Here's some answers to commonly asked questions about The Small Business Owner's Guide to Acquiring a Business.

What are the main steps to acquiring a business?

  1. Set Clear Goals: Make sure buying the business fits with your long-term plans.
  2. Check Your Finances: Assess if you can afford this and understand your market.
  3. Get Expert Help: Build a team with an accountant, lawyer, and business broker.
  4. Choose the Right Business: Look for businesses that match your needs in terms of industry, size, location, and financial health.
  5. Do Your Homework: Carefully review the business’s finances, legal status, operations, and how well it fits with your strategy.
  6. Determine the Price: Make sure the price is fair and explore how you will pay for it.
  7. Finalize the Deal: Negotiate the contract and plan how to combine the two businesses smoothly.

How do I determine the right business to buy?

When deciding on the right business to buy, you should consider a few key aspects: choose an industry you’re knowledgeable about or interested in, ensure the business size is manageable with your resources, and look for a location that meets your operational needs. It’s also important that the business is financially healthy or has potential for improvement. You can find potential businesses through contacts, brokers, or online marketplaces. Start with a basic check to see if the business seems like a good fit before you investigate further.

What financing options are there for acquiring a business?
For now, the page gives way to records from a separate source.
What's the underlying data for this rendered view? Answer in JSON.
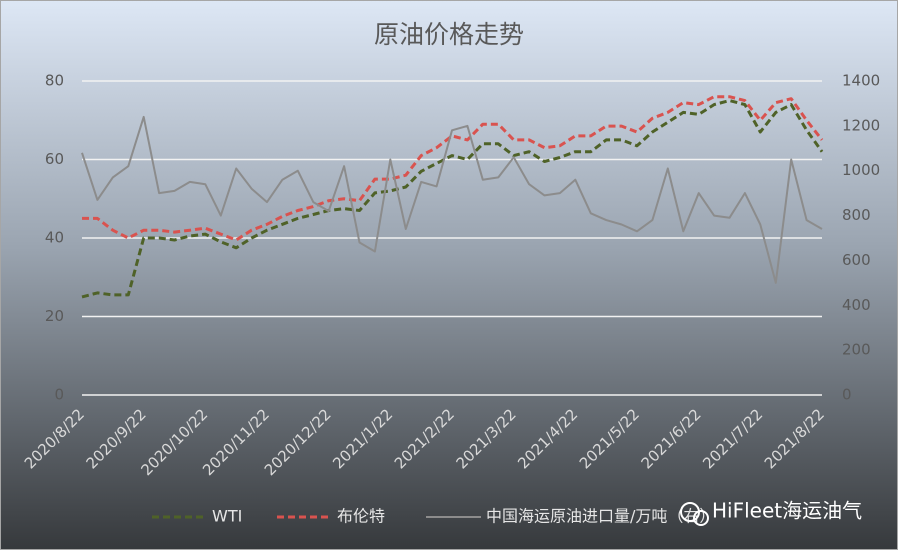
{
  "chart_data": {
    "type": "line",
    "title": "原油价格走势",
    "categories": [
      "2020/8/22",
      null,
      null,
      null,
      "2020/9/22",
      null,
      null,
      null,
      "2020/10/22",
      null,
      null,
      null,
      "2020/11/22",
      null,
      null,
      null,
      "2020/12/22",
      null,
      null,
      null,
      "2021/1/22",
      null,
      null,
      null,
      "2021/2/22",
      null,
      null,
      null,
      "2021/3/22",
      null,
      null,
      null,
      "2021/4/22",
      null,
      null,
      null,
      "2021/5/22",
      null,
      null,
      null,
      "2021/6/22",
      null,
      null,
      null,
      "2021/7/22",
      null,
      null,
      null,
      "2021/8/22"
    ],
    "series": [
      {
        "name": "WTI",
        "color": "#4f6228",
        "dash": true,
        "values": [
          25,
          26,
          25.5,
          25.5,
          40,
          40,
          39.5,
          40.5,
          41,
          39,
          37.5,
          40,
          42,
          43.5,
          45,
          46,
          47,
          47.5,
          47,
          51.5,
          52,
          53,
          57,
          59,
          61,
          60,
          64,
          64,
          61,
          62,
          59.5,
          60.5,
          62,
          62,
          65,
          65,
          63.5,
          67,
          69.5,
          72,
          71.5,
          74,
          75,
          74,
          67,
          72,
          74,
          67.5,
          62
        ]
      },
      {
        "name": "布伦特",
        "color": "#d9534f",
        "dash": true,
        "values": [
          45,
          45,
          42,
          40,
          42,
          42,
          41.5,
          42,
          42.5,
          41,
          39.5,
          42,
          43.5,
          45.5,
          47,
          48,
          49.5,
          50,
          49.5,
          55,
          55,
          56,
          61,
          63,
          66,
          65,
          69,
          69,
          65,
          65,
          63,
          63.5,
          66,
          66,
          68.5,
          68.5,
          67,
          70.5,
          72,
          74.5,
          74,
          76,
          76,
          75,
          70,
          74.5,
          75.5,
          70,
          65
        ]
      },
      {
        "name": "中国海运原油进口量/万吨（右）",
        "color": "#8c8c8c",
        "dash": false,
        "axis": "y2",
        "values": [
          1080,
          870,
          970,
          1020,
          1240,
          900,
          910,
          950,
          940,
          800,
          1010,
          920,
          860,
          960,
          1000,
          860,
          820,
          1020,
          680,
          640,
          1050,
          740,
          950,
          930,
          1180,
          1200,
          960,
          970,
          1060,
          940,
          890,
          900,
          960,
          810,
          780,
          760,
          730,
          780,
          1010,
          730,
          900,
          800,
          790,
          900,
          760,
          500,
          1050,
          780,
          740
        ]
      }
    ],
    "ylim": [
      0,
      80
    ],
    "yticks": [
      0,
      20,
      40,
      60,
      80
    ],
    "y2lim": [
      0,
      1400
    ],
    "y2ticks": [
      0,
      200,
      400,
      600,
      800,
      1000,
      1200,
      1400
    ],
    "grid": true,
    "legend": "bottom",
    "watermark": "HiFleet海运油气"
  }
}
Several financing options are available when acquiring a business: using personal funds, securing bank loans, arranging seller financing, or finding investors. Each option comes with its own set of considerations. Personal funds offer simplicity but carry risk to your finances. Bank loans are common but require solid business plans and proof of profitability. Seller financing can provide more flexible terms but might come with higher interest rates. Investors offer financial support but often seek a stake in the business. Understanding the terms, implications, and how each option fits into your financial strategy is essential for making the right choice.